Delay in sowing dates showed lower transpiration (6.45 %) in rainfed maize and higher (14.01%) in irrigated maize in comparison with timely sowing (Tables 1 and 2). The possible reason for the aforesaid is that during the irrigated season, the temperature and net radiation are higher (Figs. 1 and 2) which increases the photosynthesis and stomatal conductance (Echarte et al. 2008) and vice versa for the rainfed season.

Evaporation

Delay in sowing dates caused on average a lower E rate (6.71%) in the rainfed season and higher E rate (10.71%) in the irrigated season in comparison with timely sowing date (Tables 1 and 2). Late sowing, high temperature, and solar radiation were some of the probable reasons for the aforesaid phenomenon leading to soil stress and increased leaf area index thereby covering more ground areas (Figs. 1, 2, and 5) which ultimately affected the soil evaporation (Humphreys et al. 2016; Hernández et al. 2015). Another cause for the variance in E was due to the canopy’s sparse nature as more water would be lost from the soil surface due to the decreased LAI (Zhongmin et al. 2009).

4.3 Water use efficiency

4.3.1 Response to N levels

The plant dry matter and grain yield response to N level are well documented in the literature (Uhart and Andrade 1995; Wang et al. 2017). The plant dry matter response to N supply is associated with an increased leaf area (Wolfe et al. 1988; Echarte et al. 2008) and radiation use efficiency (Teixeira et al. 2014). Increase in N level enhances the WUE of biomass production as well as grain yield (Tables 3 and 4) in both rainfed and irrigated conditions (Ogola et al., 2002; Caviglia and Sadras, 2001) for maize crop. In contrast, Hernández et al. (2015) reported that N supply does not favor for the increase in WUE in water-limited environments while N supply for well-watered conditions significantly increased the seasonal (17–35%) ET. Similarly, Shangguan et al. (2000) investigated the effect of N on WUE for wheat under well-watered and drought conditions, and found higher WUE (62.2%) in well-watered plants and lower WUE (42.0%) in the drought condition. The WUE for grain yield is higher in rainfed in comparison with irrigated condition due to minimal effect of N on grain yield and dry matter because of the water stress condition caused by higher temperature during irrigated conditions (Teixeira et al. 2014).

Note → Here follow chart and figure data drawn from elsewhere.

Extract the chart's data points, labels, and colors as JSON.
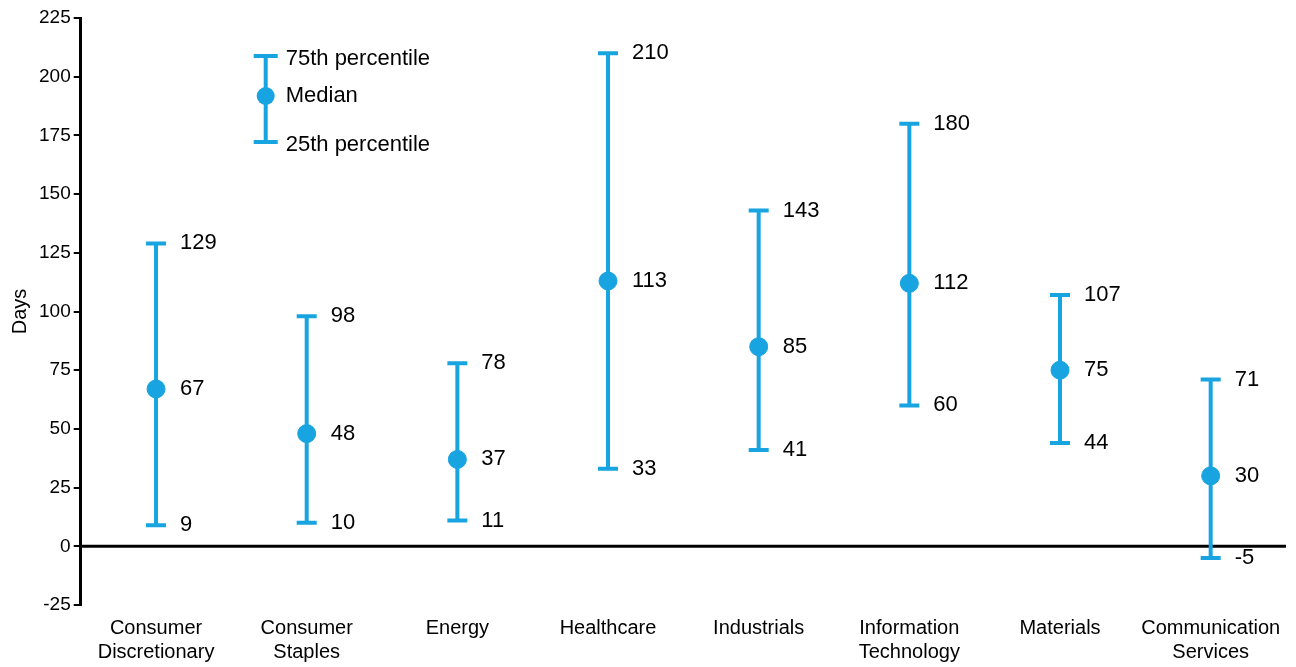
{
  "chart_data": {
    "type": "scatter",
    "ylabel": "Days",
    "categories": [
      "Consumer Discretionary",
      "Consumer Staples",
      "Energy",
      "Healthcare",
      "Industrials",
      "Information Technology",
      "Materials",
      "Communication Services"
    ],
    "series": [
      {
        "name": "Median",
        "color": "#18a4e0",
        "values": [
          67,
          48,
          37,
          113,
          85,
          112,
          75,
          30
        ],
        "errors": [
          [
            9,
            129
          ],
          [
            10,
            98
          ],
          [
            11,
            78
          ],
          [
            33,
            210
          ],
          [
            41,
            143
          ],
          [
            60,
            180
          ],
          [
            44,
            107
          ],
          [
            -5,
            71
          ]
        ]
      }
    ],
    "data_labels": true,
    "annotations": [
      "75th percentile",
      "25th percentile",
      {
        "text": "129",
        "x": "Consumer Discretionary",
        "y": 129
      },
      {
        "text": "9",
        "x": "Consumer Discretionary",
        "y": 9
      },
      {
        "text": "98",
        "x": "Consumer Staples",
        "y": 98
      },
      {
        "text": "10",
        "x": "Consumer Staples",
        "y": 10
      },
      {
        "text": "78",
        "x": "Energy",
        "y": 78
      },
      {
        "text": "11",
        "x": "Energy",
        "y": 11
      },
      {
        "text": "210",
        "x": "Healthcare",
        "y": 210
      },
      {
        "text": "33",
        "x": "Healthcare",
        "y": 33
      },
      {
        "text": "143",
        "x": "Industrials",
        "y": 143
      },
      {
        "text": "41",
        "x": "Industrials",
        "y": 41
      },
      {
        "text": "180",
        "x": "Information Technology",
        "y": 180
      },
      {
        "text": "60",
        "x": "Information Technology",
        "y": 60
      },
      {
        "text": "107",
        "x": "Materials",
        "y": 107
      },
      {
        "text": "44",
        "x": "Materials",
        "y": 44
      },
      {
        "text": "71",
        "x": "Communication Services",
        "y": 71
      },
      {
        "text": "-5",
        "x": "Communication Services",
        "y": -5
      }
    ],
    "ref_lines": [
      {
        "axis": "y",
        "value": 0,
        "color": "#000000"
      }
    ],
    "ylim": [
      -25,
      225
    ],
    "yticks": [
      -25,
      0,
      25,
      50,
      75,
      100,
      125,
      150,
      175,
      200,
      225
    ],
    "grid": false,
    "legend": "top left",
    "marker": "circle"
  }
}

4.3.2 Response to sowing dates

Delayed sowing dates reduce the WUE for both rainfed and irrigated conditions in comparison with timely sowing, although the reduction in irrigated conditions was a bit more than in rainfed conditions (Tables 3 and 4). Hence, under water-limited conditions (irrigated), the major key is to regulate the water deficit conditions in order to increase the WUE (Ogretir 1994; Lu et al. 2017). Adjustment of sowing dates affect the soil moisture content, which ultimately affects the grain yield and WUE of maize.

5 Conclusion

In this study, evapotranspiration, transpiration, and evaporation were estimated for rainfed and irrigated maize crops using the validated Penman–Monteith model with the soil water balance model. Higher N levels strengthen the evapotranspiration and transpiration rates while they pull off the evaporation rate. Canopy resistance based on climatic variables and leaf area index played a crucial role in estimating evapotranspiration partitioning into transpiration and evaporation. A close relationship of WUE with biomass production and grain yield augments the seasonal evapotranspiration with elevating N level. Sowing scenario analysis indicated that the delayed sowing dates showed less ET, T, and E in comparison with timely for rainfed maize, but in irrigated conditions, the scenario was reversed. Climatic variables such as temperature, solar radiation, and VPD governed the variance of ET, T, and E. The WUE reduction was higher in irrigated maize than in rainfed maize with delay in sowing dates. The study strongly affirms that enhanced ET, T, and E can be attained for both irrigated and rainfed maize if appropriate management strategies, in terms of combination of nitrogen fertilization level and sowing dates, are taken into consideration so that near potential maize grain yield is obtained.